Hillary LeBeau
Tue, 09/28/2021
Massachusetts is seeing an increase in Tips Act claims, and the Massachusetts Supreme Judicial Court just reinforced that a lack of clarity in fee- and tip-related documentation may result in employer liability, including mandatory triple damages and attorney’s fees.
The Massachusetts Tips Act requires that an employer or person who collects “service charges” or “tips” (as those terms are defined under the act) pay the proceeds of those charges to service employees and waitstaff in proportion to the services the employees provided to the employer. Massachusetts has a long history of protecting service employees’ ability to collect tips and service charges, and the recent decision handed down by Massachusetts’s highest court in Hovagimian v. Concert Blue Hill, LLC serves as a reminder to employees that their employers may not be paying them properly under the law.

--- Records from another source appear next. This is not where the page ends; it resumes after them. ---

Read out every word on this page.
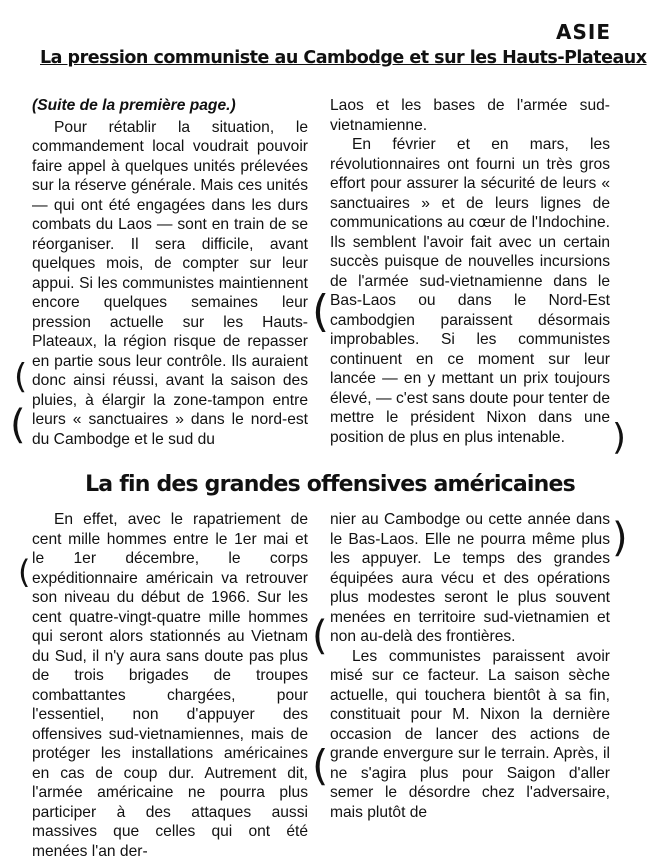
ASIE
La pression communiste au Cambodge et sur les Hauts-Plateaux

(Suite de la première page.)

Pour rétablir la situation, le commandement local voudrait pouvoir faire appel à quelques unités prélevées sur la réserve générale. Mais ces unités — qui ont été engagées dans les durs combats du Laos — sont en train de se réorganiser. Il sera difficile, avant quelques mois, de compter sur leur appui. Si les communistes maintiennent encore quelques semaines leur pression actuelle sur les Hauts-Plateaux, la région risque de repasser en partie sous leur contrôle. Ils auraient donc ainsi réussi, avant la saison des pluies, à élargir la zone-tampon entre leurs « sanctuaires » dans le nord-est du Cambodge et le sud du

Laos et les bases de l'armée sud-vietnamienne.

En février et en mars, les révolutionnaires ont fourni un très gros effort pour assurer la sécurité de leurs « sanctuaires » et de leurs lignes de communications au cœur de l'Indochine. Ils semblent l'avoir fait avec un certain succès puisque de nouvelles incursions de l'armée sud-vietnamienne dans le Bas-Laos ou dans le Nord-Est cambodgien paraissent désormais improbables. Si les communistes continuent en ce moment sur leur lancée — en y mettant un prix toujours élevé, — c'est sans doute pour tenter de mettre le président Nixon dans une position de plus en plus intenable.

La fin des grandes offensives américaines

En effet, avec le rapatriement de cent mille hommes entre le 1er mai et le 1er décembre, le corps expéditionnaire américain va retrouver son niveau du début de 1966. Sur les cent quatre-vingt-quatre mille hommes qui seront alors stationnés au Vietnam du Sud, il n'y aura sans doute pas plus de trois brigades de troupes combattantes chargées, pour l'essentiel, non d'appuyer des offensives sud-vietnamiennes, mais de protéger les installations américaines en cas de coup dur. Autrement dit, l'armée américaine ne pourra plus participer à des attaques aussi massives que celles qui ont été menées l'an der-

nier au Cambodge ou cette année dans le Bas-Laos. Elle ne pourra même plus les appuyer. Le temps des grandes équipées aura vécu et des opérations plus modestes seront le plus souvent menées en territoire sud-vietnamien et non au-delà des frontières.

Les communistes paraissent avoir misé sur ce facteur. La saison sèche actuelle, qui touchera bientôt à sa fin, constituait pour M. Nixon la dernière occasion de lancer des actions de grande envergure sur le terrain. Après, il ne s'agira plus pour Saigon d'aller semer le désordre chez l'adversaire, mais plutôt de

(
(
(
)
)
(
(
(
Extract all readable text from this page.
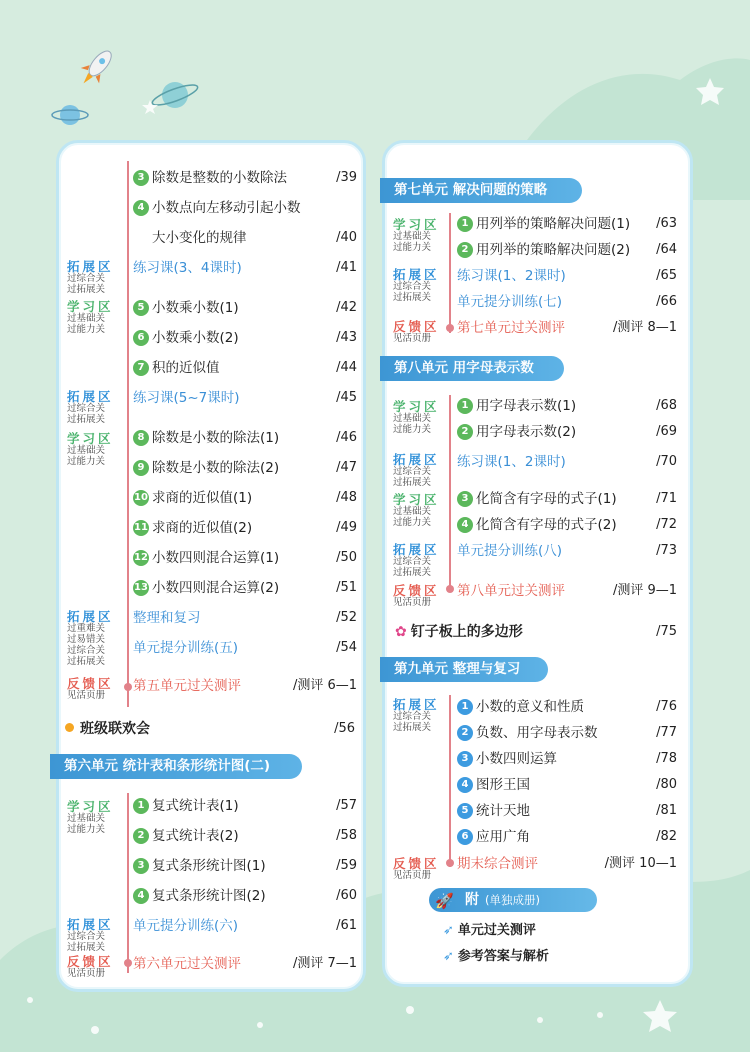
3 除数是整数的小数除法	/39
4 小数点向左移动引起小数
大小变化的规律	/40
拓展区
过综合关
过拓展关
练习课(3、4课时)	/41
学习区
过基础关
过能力关
5 小数乘小数(1)	/42
6 小数乘小数(2)	/43
7 积的近似值	/44
拓展区
过综合关
过拓展关
练习课(5~7课时)	/45
学习区
过基础关
过能力关
8 除数是小数的除法(1)	/46
9 除数是小数的除法(2)	/47
10 求商的近似值(1)	/48
11 求商的近似值(2)	/49
12 小数四则混合运算(1)	/50
13 小数四则混合运算(2)	/51
拓展区
过重难关
过易错关
过综合关
过拓展关
整理和复习	/52
单元提分训练(五)	/54
反馈区
见活页册
第五单元过关测评	/测评 6—1
班级联欢会	/56
学习区
过基础关
过能力关
1 复式统计表(1)	/57
2 复式统计表(2)	/58
3 复式条形统计图(1)	/59
4 复式条形统计图(2)	/60
拓展区
过综合关
过拓展关
单元提分训练(六)	/61
反馈区
见活页册
第六单元过关测评	/测评 7—1
第六单元 统计表和条形统计图(二)
学习区
过基础关
过能力关
1 用列举的策略解决问题(1) /63
2 用列举的策略解决问题(2) /64
拓展区
过综合关
过拓展关
练习课(1、2课时)	/65
单元提分训练(七)	/66
反馈区
见活页册
第七单元过关测评	/测评 8—1
学习区
过基础关
过能力关
1 用字母表示数(1)	/68
2 用字母表示数(2)	/69
拓展区
过综合关
过拓展关
练习课(1、2课时)	/70
学习区
过基础关
过能力关
3 化简含有字母的式子(1)	/71
4 化简含有字母的式子(2)	/72
拓展区
过综合关
过拓展关
单元提分训练(八)	/73
反馈区
见活页册
第八单元过关测评	/测评 9—1
✿ 钉子板上的多边形	/75
拓展区
过综合关
过拓展关
1 小数的意义和性质	/76
2 负数、用字母表示数	/77
3 小数四则运算	/78
4 图形王国	/80
5 统计天地	/81
6 应用广角	/82
反馈区
见活页册
期末综合测评	/测评 10—1
🚀 附 (单独成册)
➶ 单元过关测评
➶ 参考答案与解析
第七单元 解决问题的策略
第八单元 用字母表示数
第九单元 整理与复习
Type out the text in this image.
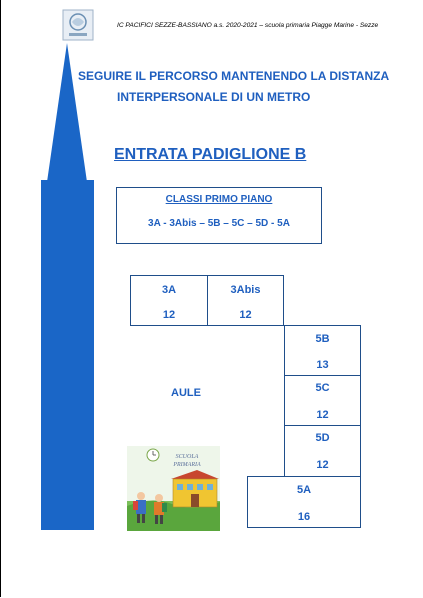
IC PACIFICI SEZZE-BASSIANO a.s. 2020-2021 – scuola primaria Piagge Marine - Sezze
SEGUIRE IL PERCORSO MANTENENDO LA DISTANZA
INTERPERSONALE DI UN METRO
ENTRATA PADIGLIONE B
CLASSI PRIMO PIANO
3A - 3Abis – 5B – 5C – 5D - 5A
3A
12
3Abis
12
5B
13
5C
12
5D
12
5A
16
AULE
SCUOLA
PRIMARIA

Former service employees at the Blue Hill Country Club, sued the club and some members of the club’s managerial staff claiming the club violated the Tips Act because it did not pay the employees all the “service charges” to tip-eligible employees. Blue Hill prevailed at the trial and appellate levels.
The Supreme Judicial Court reversed the appellate court’s decision, holding that the club’s event contracts with clients “clearly listed the disputed fees as a ‘service charge’ ” that belonged to the waitstaff and service employees.
The Supreme Judicial Court’s holding confirms that the best practice for restaurants, hotels, and other hospitality industry employers is to ensure that event contracts, and all other related documents presented to patrons, consistently, accurately, and specifically describe any administrative fees that the employer intends to both assess and retain. Employees should be aware of these contracts and ensure that if they identify a “service charge,” that the employer pays it to the employee.